To help countries like Georgia protect development gains by better managing climate and disaster risk, the World Bank and the Global Facility for Disaster Reduction and Recovery (GFDRR) work with governments to develop and implement comprehensive financial protection strategies that can ensure rapid and effective recovery, as well as the protection of key development activities, in the wake of a disaster.
A disaster risk financing note on Georgia’s financial readiness for climate and disaster risk outlined key recommendations to help the country move towards robust financial protection.
Strengthening financial planning for disasters at all levels
To make disaster risk management more effective across local and national levels, key decision makers should be brought together to uncover institutional, legal, and financial barriers – as well as opportunities – to scale up resilience. Stakeholder consultations can create a collaborative space for interaction among line ministries that otherwise have few opportunities for collective problem-solving and knowledge-sharing.
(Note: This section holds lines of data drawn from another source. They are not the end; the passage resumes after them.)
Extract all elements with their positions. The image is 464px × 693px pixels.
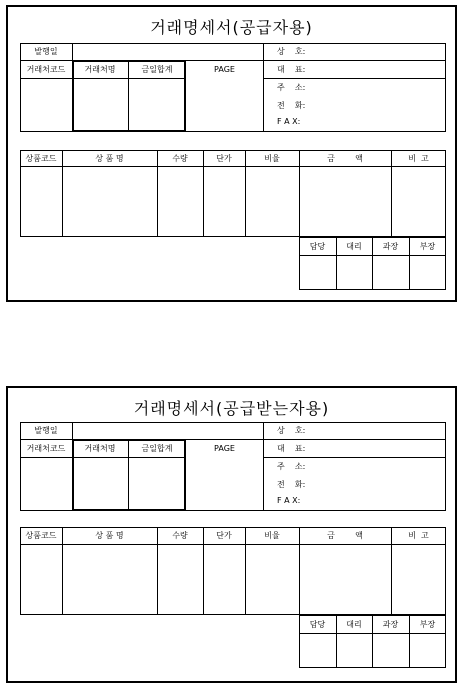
phone-label: 전 화: xyxy=(277,101,306,110)
total-label: 금일합계 xyxy=(141,443,173,453)
divider xyxy=(20,544,446,545)
client-name-label: 거래처명 xyxy=(84,443,116,453)
client-name-label: 거래처명 xyxy=(84,64,116,74)
page-label: PAGE xyxy=(214,64,235,74)
approval-label: 과장 xyxy=(382,241,399,251)
total-label: 금일합계 xyxy=(141,64,173,74)
page-label: PAGE xyxy=(214,443,235,453)
issue-date-label: 발행일 xyxy=(34,47,58,56)
column-header: 상품코드 xyxy=(25,531,57,540)
column-header: 상품코드 xyxy=(25,153,57,163)
column-header: 상 품 명 xyxy=(95,531,124,540)
approval-label: 대리 xyxy=(346,241,362,251)
approval-label: 과장 xyxy=(382,619,399,629)
divider xyxy=(263,457,446,458)
divider xyxy=(20,166,446,167)
column-header: 수량 xyxy=(172,531,188,540)
column-header: 비율 xyxy=(264,531,280,540)
trade-name-label: 상 호: xyxy=(277,47,306,56)
client-code-label: 거래처코드 xyxy=(26,64,66,74)
representative-label: 대 표: xyxy=(277,65,306,74)
form-title: 거래명세서(공급자용) xyxy=(150,18,313,37)
fax-label: F A X: xyxy=(277,496,301,505)
divider xyxy=(263,78,446,79)
column-header: 비율 xyxy=(264,153,280,163)
column-header: 비 고 xyxy=(408,531,429,540)
invoice-form-supplier xyxy=(6,5,457,302)
trade-name-label: 상 호: xyxy=(277,426,306,435)
approval-label: 부장 xyxy=(419,619,436,629)
approval-label: 대리 xyxy=(346,619,362,629)
column-header: 단가 xyxy=(216,153,232,163)
column-header: 수량 xyxy=(172,153,188,163)
divider xyxy=(263,422,264,511)
column-header: 비 고 xyxy=(408,153,429,163)
form-title: 거래명세서(공급받는자용) xyxy=(133,399,330,418)
issue-date-label: 발행일 xyxy=(34,426,58,435)
column-header: 금 액 xyxy=(327,153,363,163)
column-header: 상 품 명 xyxy=(95,153,124,163)
approval-label: 부장 xyxy=(419,241,436,251)
representative-label: 대 표: xyxy=(277,444,306,453)
column-header: 금 액 xyxy=(327,531,363,540)
invoice-form-recipient xyxy=(6,386,457,683)
address-label: 주 소: xyxy=(277,83,306,92)
approval-label: 담당 xyxy=(309,241,326,251)
address-label: 주 소: xyxy=(277,462,306,471)
fax-label: F A X: xyxy=(277,117,301,126)
phone-label: 전 화: xyxy=(277,480,306,489)
divider xyxy=(263,43,264,132)
approval-label: 담당 xyxy=(309,619,326,629)
column-header: 단가 xyxy=(216,531,232,540)
client-code-label: 거래처코드 xyxy=(26,443,66,453)
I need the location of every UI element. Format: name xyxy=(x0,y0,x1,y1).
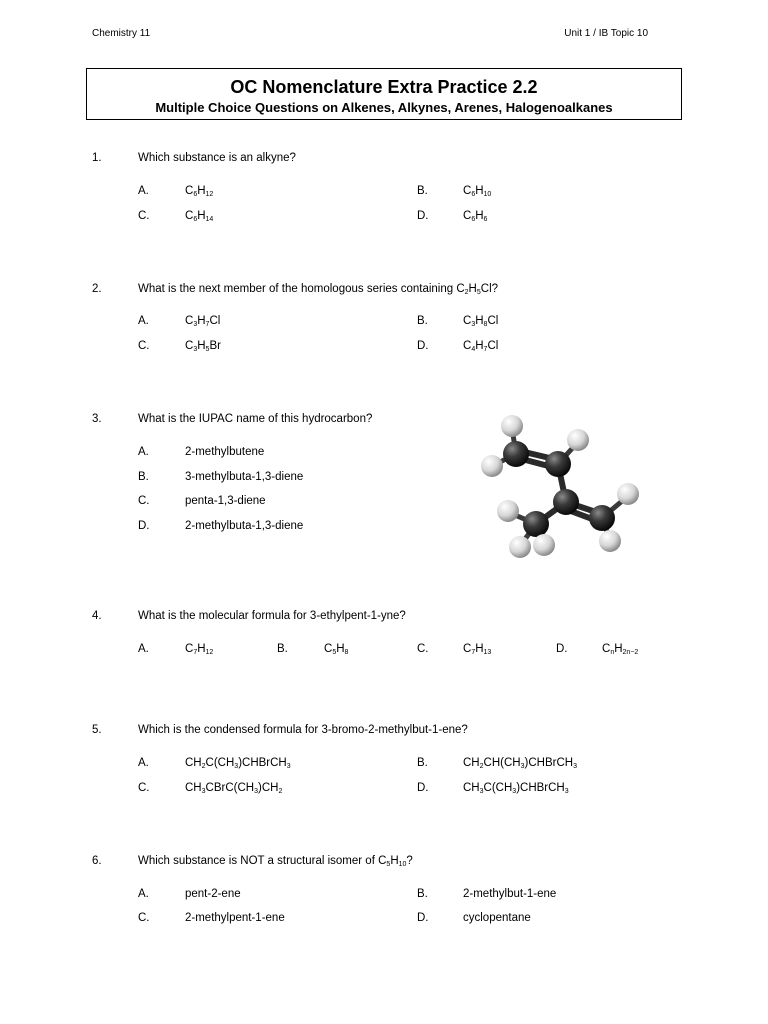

Leveraging contingent credit to increase disaster resilience
As an economically stable middle-income country, Georgia is eligible for a contingency development policy loan from the World Bank, such as a Disaster Risk Management Policy Loan with a Catastrophe-Deferred Drawdown Option (CAT-DDO). This type of loan would make resources available immediately after a disaster to serve as bridge financing until other domestic funds can be reallocated or international aid is received.
Expanding insurance of private and public assets
The government could consider encouraging a culture of insurance and help develop private catastrophe risk insurance markets. The government could also explore developing a program for insuring public assets (such as public buildings and bridges) and critical infrastructure (such as power plants).
This approach could also serve as an incentive to invest in targeted risk assessment and risk reduction activities (such as retrofitting) to reduce losses and lower the cost of insurance, and help catalyze adoption and enforcement of crucial building codes that can maximize resilience within the built environment.
For example, the World Bank is currently working with the government of Georgia to better align with and implement Eurocode 8, which harmonizes the design and construction of buildings and civil engineering works in seismic regions.
Improving understanding of climate and disaster risks
Comprehensive financial protection is not possible without the accessibility, management, and sharing of disaster risk information. One solution could be a versatile geospatial platform, using an open source Geonode - a web-based application for developing geospatial information systems (GIS) and online spatial data platform - ensuring that data and resources are available to the organizations and stakeholders for making risk-informed decisions.
For Georgia, and many other countries around the world, layered resilience-building strategies like these will become more essential in preserving hard won development gains from the growing risks of a changing climate, in addition to growing populations and rapid urbanization.
As COP23 hopes to advance, governments must implement forward-looking financial strategies today to ensure safer and more resilient communities tomorrow – whatever weather comes their way.